Ci vorrà tempo per capire cosa è successo in questo lungo Consiglio europeo. Il compromesso finale lascia tutti in grado di dire di aver vinto, ma tutti hanno dovuto fare concessioni. Per di più, come ha scritto il Financial Times, ricorrere al deficit federale contro la recessione da Covid “è un risultato storico, ma non necessariamente permanente”. Se però volessimo giocare a “chi ha vinto, chi ha perso”, il quadro è variegato.

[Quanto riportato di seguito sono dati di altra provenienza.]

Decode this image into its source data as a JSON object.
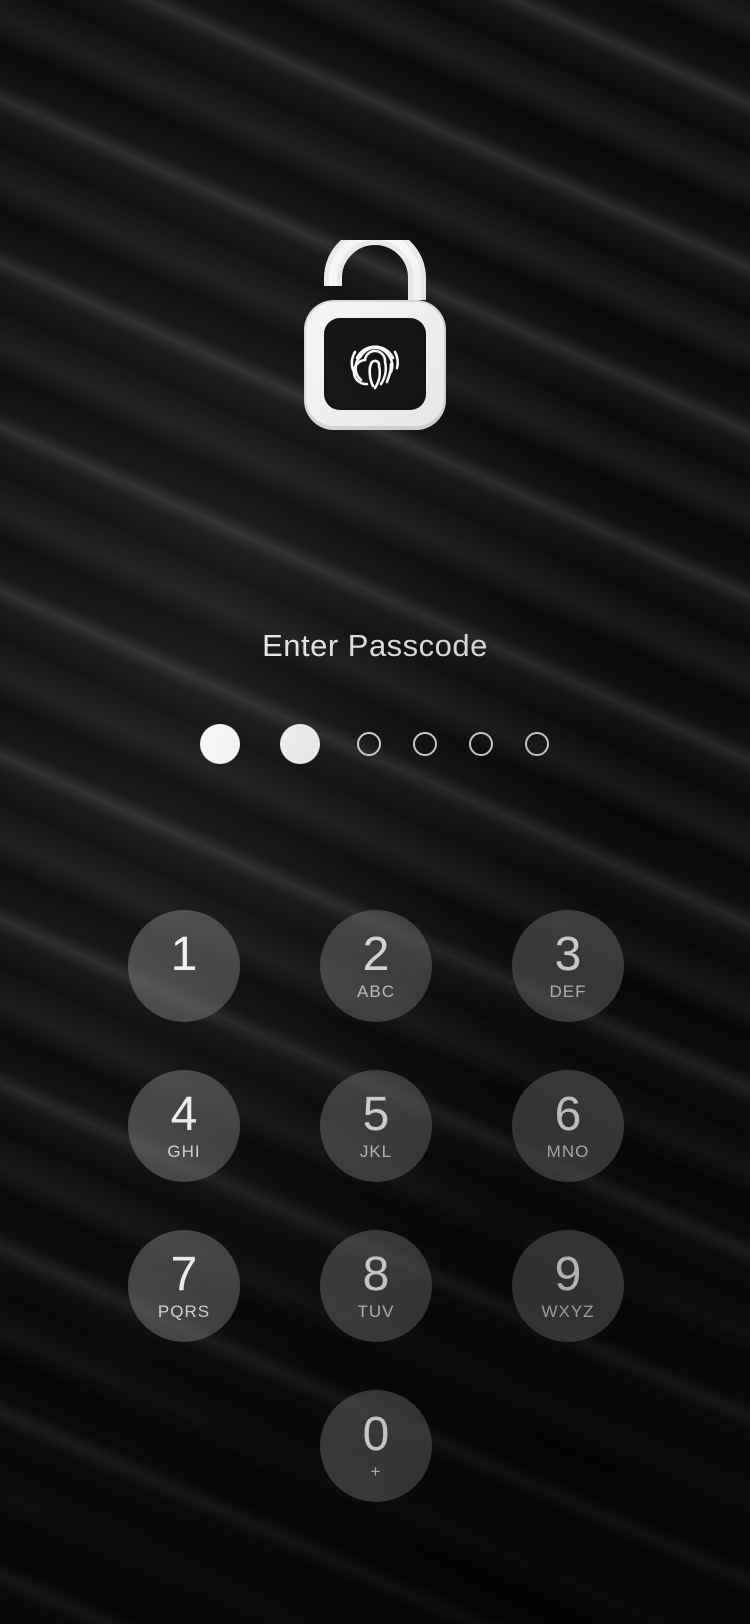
{
  "lock": {
    "icon": "fingerprint-padlock-icon",
    "state": "unlocked"
  },
  "prompt": {
    "title": "Enter Passcode"
  },
  "passcode": {
    "length": 6,
    "entered": 2
  },
  "keypad": {
    "keys": [
      {
        "digit": "1",
        "letters": ""
      },
      {
        "digit": "2",
        "letters": "ABC"
      },
      {
        "digit": "3",
        "letters": "DEF"
      },
      {
        "digit": "4",
        "letters": "GHI"
      },
      {
        "digit": "5",
        "letters": "JKL"
      },
      {
        "digit": "6",
        "letters": "MNO"
      },
      {
        "digit": "7",
        "letters": "PQRS"
      },
      {
        "digit": "8",
        "letters": "TUV"
      },
      {
        "digit": "9",
        "letters": "WXYZ"
      },
      {
        "digit": "0",
        "letters": "+"
      }
    ]
  },
  "colors": {
    "key_fill": "#787878",
    "dot": "#ffffff",
    "background": "#0d0d0e"
  }
}
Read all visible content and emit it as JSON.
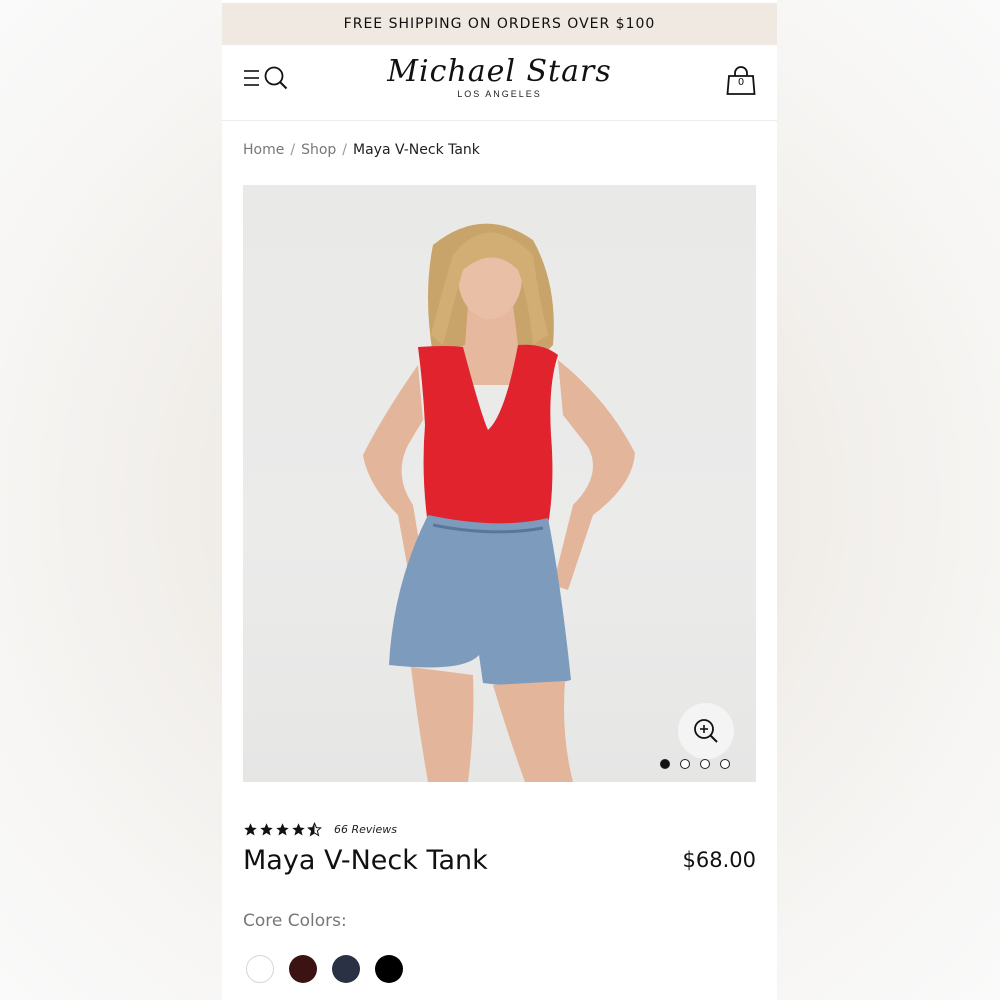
{
  "promo": {
    "text": "FREE SHIPPING ON ORDERS OVER $100"
  },
  "header": {
    "logo_script": "Michael Stars",
    "logo_sub": "LOS ANGELES",
    "cart_count": "0",
    "menu_icon": "hamburger-icon",
    "search_icon": "search-icon",
    "cart_icon": "shopping-bag-icon"
  },
  "breadcrumb": {
    "items": [
      "Home",
      "Shop",
      "Maya V-Neck Tank"
    ],
    "separator": "/"
  },
  "gallery": {
    "image_count": 4,
    "active_index": 0,
    "zoom_icon": "zoom-in-icon"
  },
  "product": {
    "rating": 4.5,
    "reviews": "66 Reviews",
    "title": "Maya V-Neck Tank",
    "price": "$68.00"
  },
  "colors": {
    "label": "Core Colors:",
    "swatches": [
      "#ffffff",
      "#3b1313",
      "#2b3145",
      "#000000"
    ]
  }
}
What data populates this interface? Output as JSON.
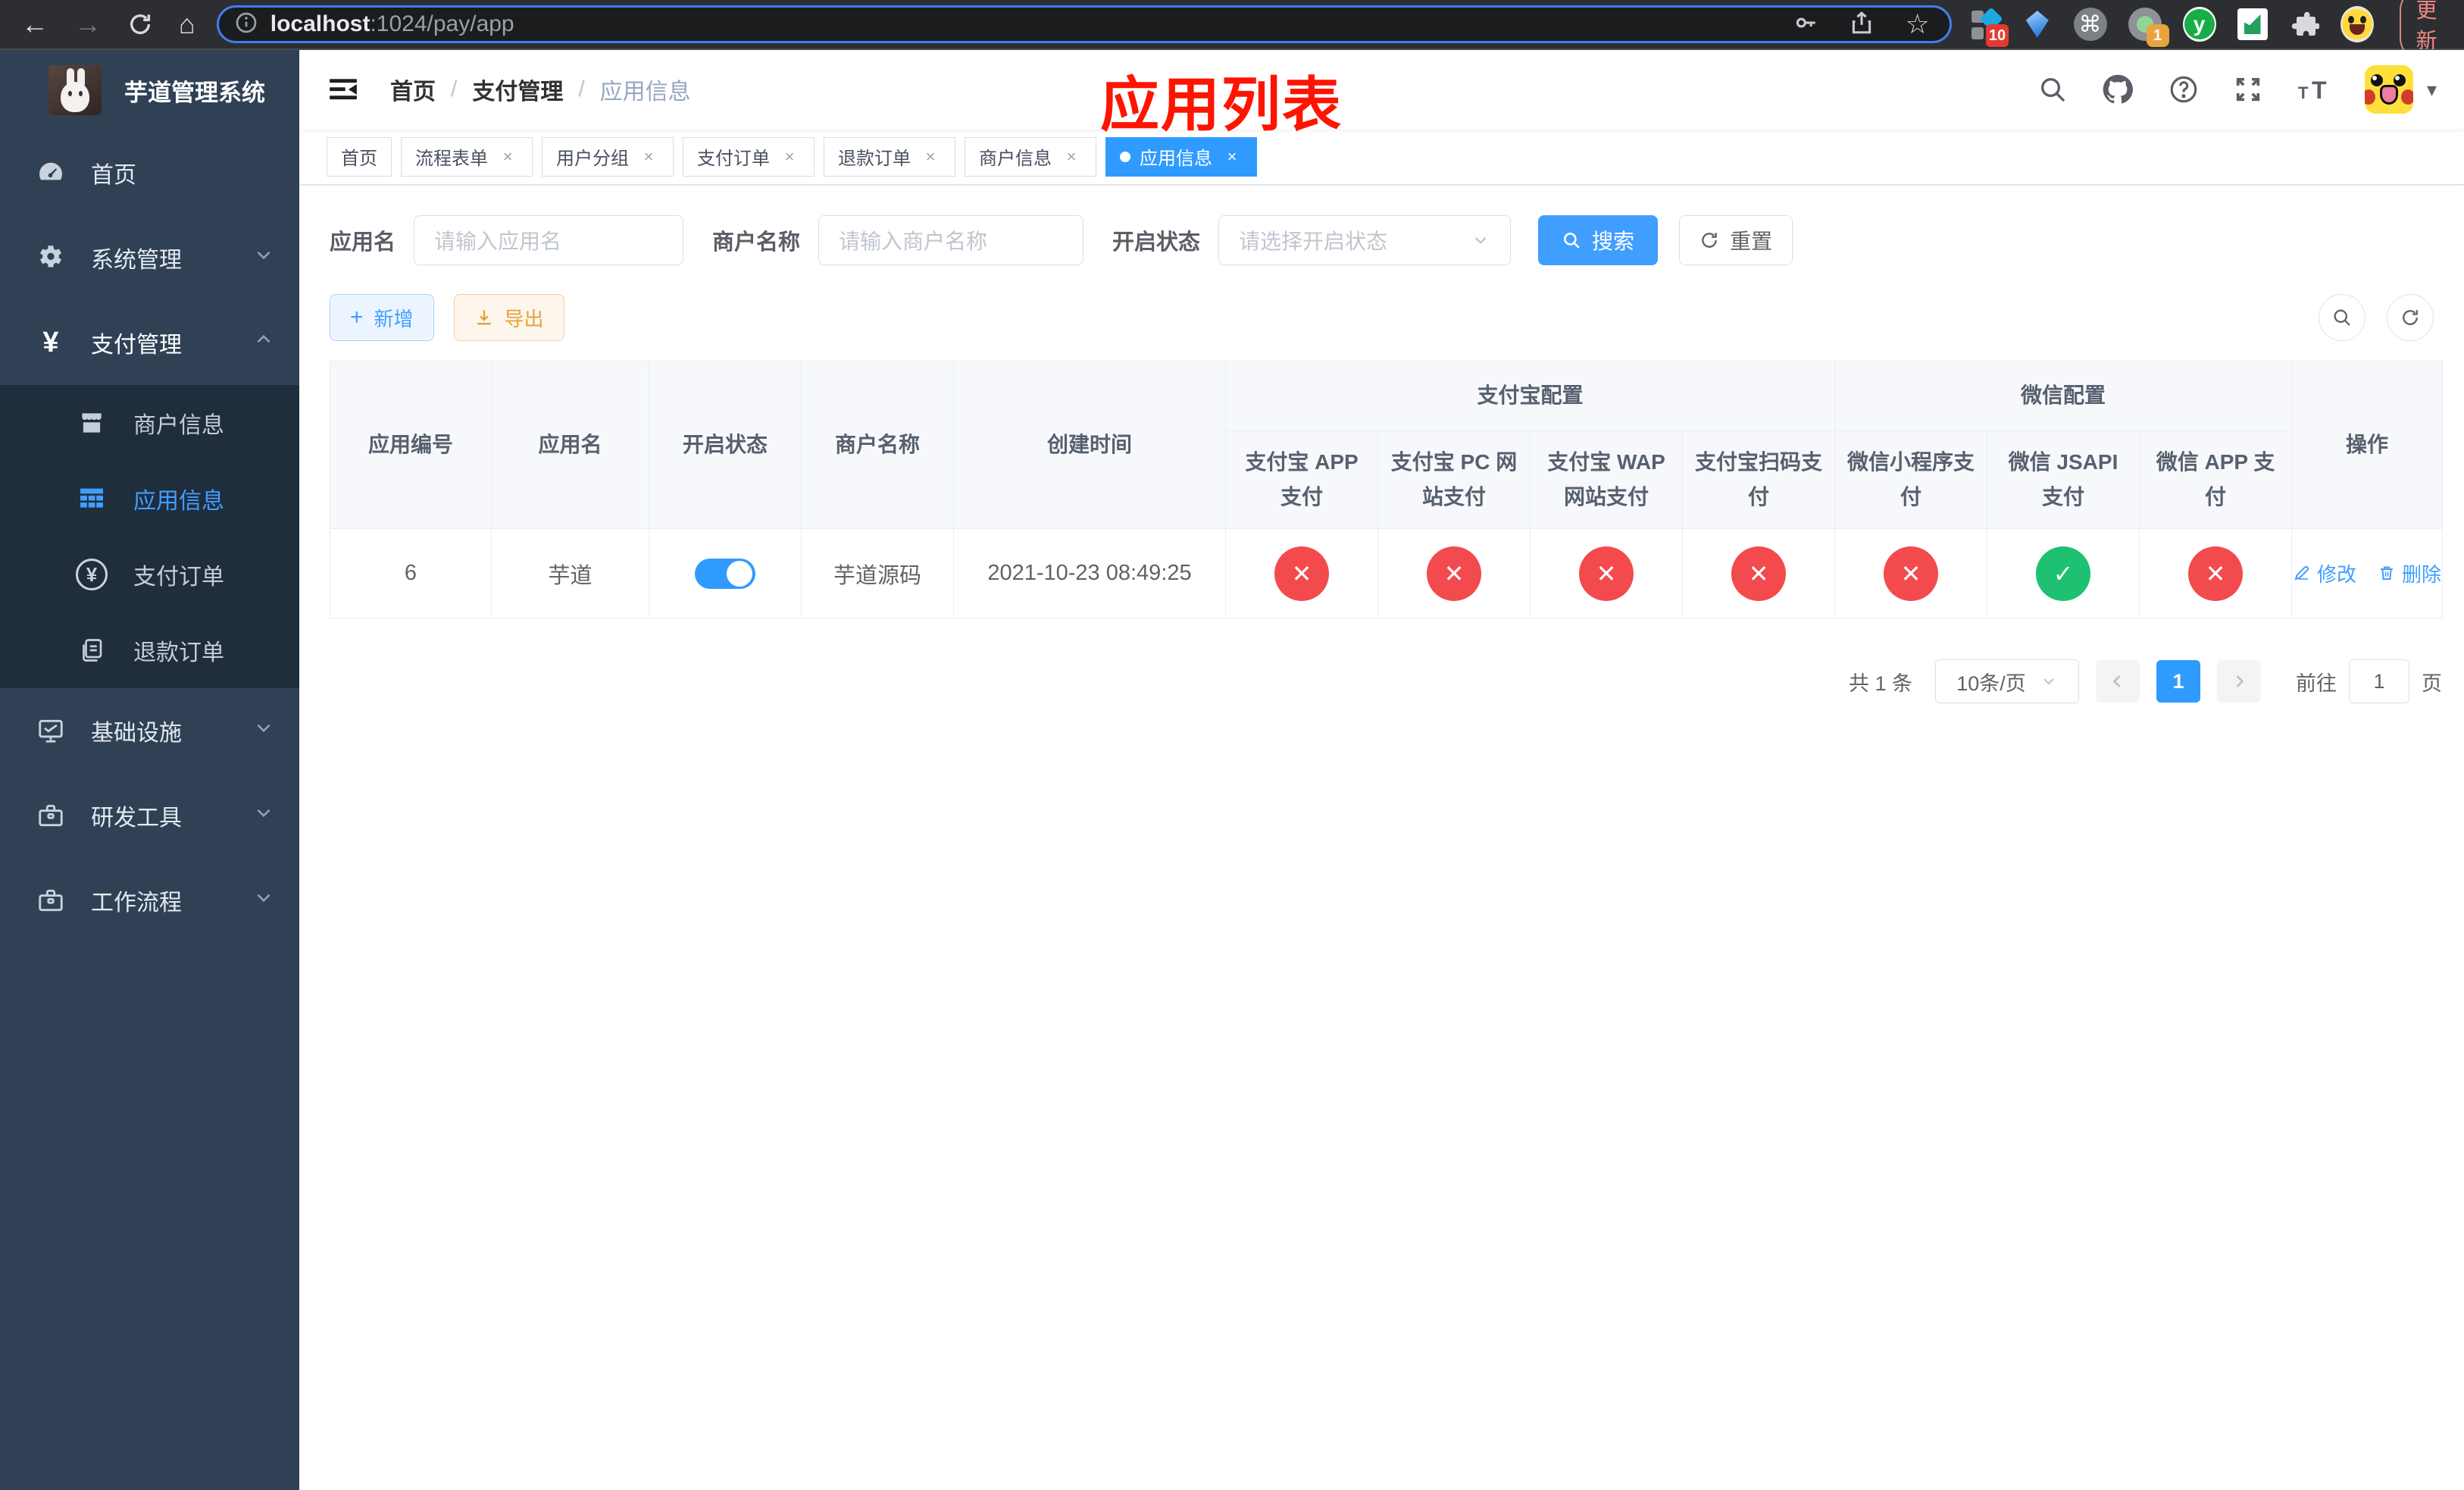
{
  "icons": {
    "back": "←",
    "forward": "→",
    "home": "⌂",
    "star": "☆",
    "command": "⌘",
    "dots": "⋮",
    "caret": "▾",
    "plus": "+",
    "close": "×",
    "slash": "/",
    "check": "✓",
    "cross": "✕",
    "yen": "¥",
    "letter_y": "y"
  },
  "browser": {
    "url_host": "localhost",
    "url_path": ":1024/pay/app",
    "ext_badge_blue": "10",
    "ext_badge_orange": "1",
    "update_label": "更新"
  },
  "sidebar": {
    "logo_title": "芋道管理系统",
    "menu": [
      {
        "label": "首页"
      },
      {
        "label": "系统管理"
      },
      {
        "label": "支付管理"
      }
    ],
    "submenu": [
      {
        "label": "商户信息"
      },
      {
        "label": "应用信息",
        "active": true
      },
      {
        "label": "支付订单"
      },
      {
        "label": "退款订单"
      }
    ],
    "menu_bottom": [
      {
        "label": "基础设施"
      },
      {
        "label": "研发工具"
      },
      {
        "label": "工作流程"
      }
    ]
  },
  "navbar": {
    "breadcrumb": [
      "首页",
      "支付管理",
      "应用信息"
    ]
  },
  "annotation": {
    "text": "应用列表",
    "color": "#fe1400"
  },
  "tabs": [
    {
      "label": "首页",
      "closable": false
    },
    {
      "label": "流程表单",
      "closable": true
    },
    {
      "label": "用户分组",
      "closable": true
    },
    {
      "label": "支付订单",
      "closable": true
    },
    {
      "label": "退款订单",
      "closable": true
    },
    {
      "label": "商户信息",
      "closable": true
    },
    {
      "label": "应用信息",
      "closable": true,
      "active": true
    }
  ],
  "filters": {
    "app_name_label": "应用名",
    "app_name_placeholder": "请输入应用名",
    "merchant_label": "商户名称",
    "merchant_placeholder": "请输入商户名称",
    "status_label": "开启状态",
    "status_placeholder": "请选择开启状态",
    "search_label": "搜索",
    "reset_label": "重置"
  },
  "toolbar": {
    "add_label": "新增",
    "export_label": "导出"
  },
  "table": {
    "columns": [
      "应用编号",
      "应用名",
      "开启状态",
      "商户名称",
      "创建时间"
    ],
    "groups": [
      {
        "label": "支付宝配置",
        "children": [
          "支付宝 APP 支付",
          "支付宝 PC 网站支付",
          "支付宝 WAP 网站支付",
          "支付宝扫码支付"
        ]
      },
      {
        "label": "微信配置",
        "children": [
          "微信小程序支付",
          "微信 JSAPI 支付",
          "微信 APP 支付"
        ]
      }
    ],
    "action_col": "操作",
    "row": {
      "id": "6",
      "name": "芋道",
      "enabled": true,
      "merchant": "芋道源码",
      "created": "2021-10-23 08:49:25",
      "pay_status": [
        "no",
        "no",
        "no",
        "no",
        "no",
        "yes",
        "no"
      ],
      "edit_label": "修改",
      "delete_label": "删除"
    }
  },
  "pagination": {
    "total": "共 1 条",
    "per_page": "10条/页",
    "page": "1",
    "goto_prefix": "前往",
    "goto_value": "1",
    "goto_suffix": "页"
  },
  "colors": {
    "accent": "#409eff",
    "sidebar_bg": "#304156",
    "submenu_bg": "#1f2d3d",
    "status_off": "#f34a4d",
    "status_on": "#1ec170",
    "warning": "#e6a23c"
  }
}
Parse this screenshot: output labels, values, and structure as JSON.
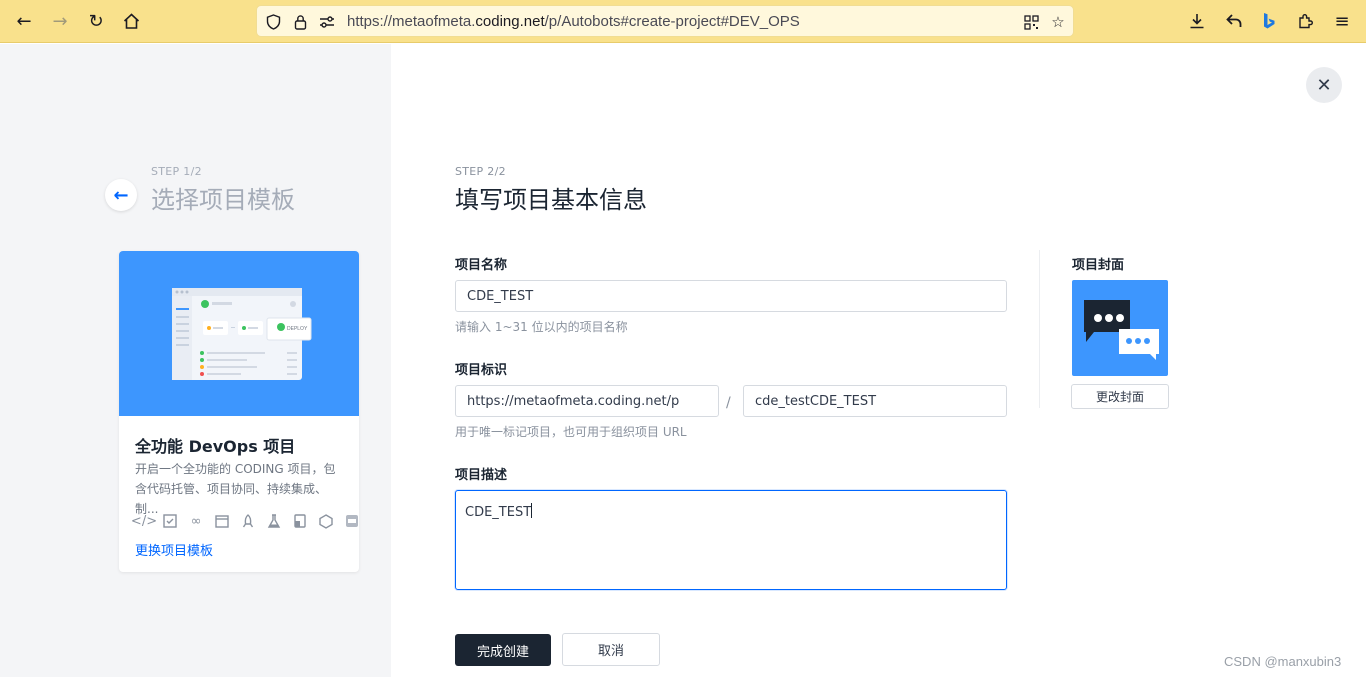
{
  "browser": {
    "url_prefix": "https://metaofmeta.",
    "url_host": "coding.net",
    "url_path": "/p/Autobots#create-project#DEV_OPS"
  },
  "left": {
    "step_label": "STEP 1/2",
    "step_title": "选择项目模板",
    "template": {
      "title": "全功能 DevOps 项目",
      "description": "开启一个全功能的 CODING 项目，包含代码托管、项目协同、持续集成、制...",
      "change_link": "更换项目模板",
      "features": [
        "code-icon",
        "tasks-icon",
        "ci-icon",
        "artifact-icon",
        "deploy-icon",
        "test-icon",
        "wiki-icon",
        "package-icon",
        "api-icon"
      ],
      "preview_label": "DEPLOY"
    }
  },
  "form": {
    "step_label": "STEP 2/2",
    "step_title": "填写项目基本信息",
    "name": {
      "label": "项目名称",
      "value": "CDE_TEST",
      "hint": "请输入 1~31 位以内的项目名称"
    },
    "identifier": {
      "label": "项目标识",
      "prefix_value": "https://metaofmeta.coding.net/p",
      "separator": "/",
      "value": "cde_testCDE_TEST",
      "hint": "用于唯一标记项目，也可用于组织项目 URL"
    },
    "description": {
      "label": "项目描述",
      "value": "CDE_TEST"
    },
    "cover": {
      "label": "项目封面",
      "change_button": "更改封面"
    },
    "submit_button": "完成创建",
    "cancel_button": "取消"
  },
  "watermark": "CSDN @manxubin3",
  "colors": {
    "accent": "#0066ff",
    "cover_blue": "#3d96fe",
    "primary_button": "#1b2532",
    "browser_toolbar": "#f9e18c"
  }
}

Viktor Orbán. Il primo ministro ungherese arrivava a Bruxelles con pessime carte: la maggior parte dei Paesi sembrava volere che i fondi Ue di qui in poi fossero vincolati al rispetto del diritto europeo con cui Orbán è spesso entrato in conflitto; l’ungherese lascia invece il Belgio senza che quella minaccia sia diventata realtà e con la promessa di Angela Merkel di “aiutare l’Ungheria” a uscire dal processo ex articolo 7 (la sospensione dei diritti di adesione per violazione grave e persistente del diritto comunitario) avviato dall’Europarlamento nel 2018. Il partito Fidesz di Orbán porta tanti eletti ai Popolari europei di cui fa parte la Cdu di Merkel.
Merkel. Con la manovra pro-Orbán, che tranquillizza anche la Polonia, la Cancelliera si tiene stretti i Paesi dell’Est, così necessari all’industria tedesca, e contemporaneamente mostra la sua faccia solidale ai Paesi del Sud riuscendo pure a non inimicarsi i cosiddetti “frugali”, finora alleati della Germania. Tutte cambiali che Berlino non mancherà di riscuotere. I problemi veri la Merkel li ha con la destra del suo partito, al momento assai più in sintonia con Rutte che con lei.
Conte. Al di là della portata del piano di ripresa europeo, si porta a casa un serie di cose buone rispetto alla vigilia: 1) Conferma i sussidi e ottiene un aumento dei prestiti (Roma è la prima beneficiaria delle risorse, davanti a Spagna e Francia); 2) la retroattività del Fondo, che potrà pagare interventi avviati con l’inizio dell’emergenza (febbraio 2020) velocizzando l’impiego dei fondi (la farraginosità autorizzativa e la lentezza di spesa è il peggior aspetto del Recovery Fund); 3) si guadagna un ruolo politico nuovo, da capofila dell’asse del Sud.
Macron. La Francia è stata fondamentale per spostare la Germania su posizioni più morbide, ma l’impressione è che il compromesso di ieri sia più tedesco che francese e che Emmanuel Macron non abbia guadagnato capitale politico.
Rutte e gli altri. I cosiddetti “frugali” (Austria, Danimarca, Olanda e Svezia), a cui in questi giorni s’è aggiunta la Finlandia, sono nella situazione dell’Italia, vale a dire che vanno a casa con un bilancio positivo, ma non del tutto: politicamente si sono presi il ruolo che fu della Gran Bretagna, ma senza averne il peso e soprattutto avendo assai più bisogno di Londra del mercato unico (sono tutti Paesi esportatori). L’ammontare di Next Generation Ue è stato sì rivisto al ribasso, come chiedevano, ma soprattutto sui programmi di spesa a loro più cari: ricerca e ambiente su tutti. Zero risultati anche sul piano del “rispetto dello Stato di diritto” (vedi Orbán). Strappano però “sconti” enormi sui contributi da versare a Bruxelles (attenuando, in prospettiva, l’effetto netto del Recovery per il Sud Europa) e hanno ottenuto che sia il Consiglio – e non la Commissione – ad avere un ruolo centrale sulle “condizioni” per l’esborso dei soldi. I governo “frugali” ora dovranno vedersela coi loro Parlamenti.
Polonia. Insieme al resto dell’Est può sorridere quanto allo “Stato di diritto”, ma si vede ridurre da 30 a 10 milioni il Fondo per la transizione ecologica giusta, che era in larga parte destinato a lei.
commissione. Sembra la grande sconfitta della partita. Il governi ne hanno ridimensionato il ruolo, e cancellato gran parte dei programmi su “green”, “digitale” e “salute” su cui puntava Ursula Von Der Leyen, che infatti si è assai risentita (“è deprimente”). Anche le indicazioni dell’Europarlamento (risorse adeguate, rispetto dello Stato di diritto etc.) non sono state granché tenute in considerazione.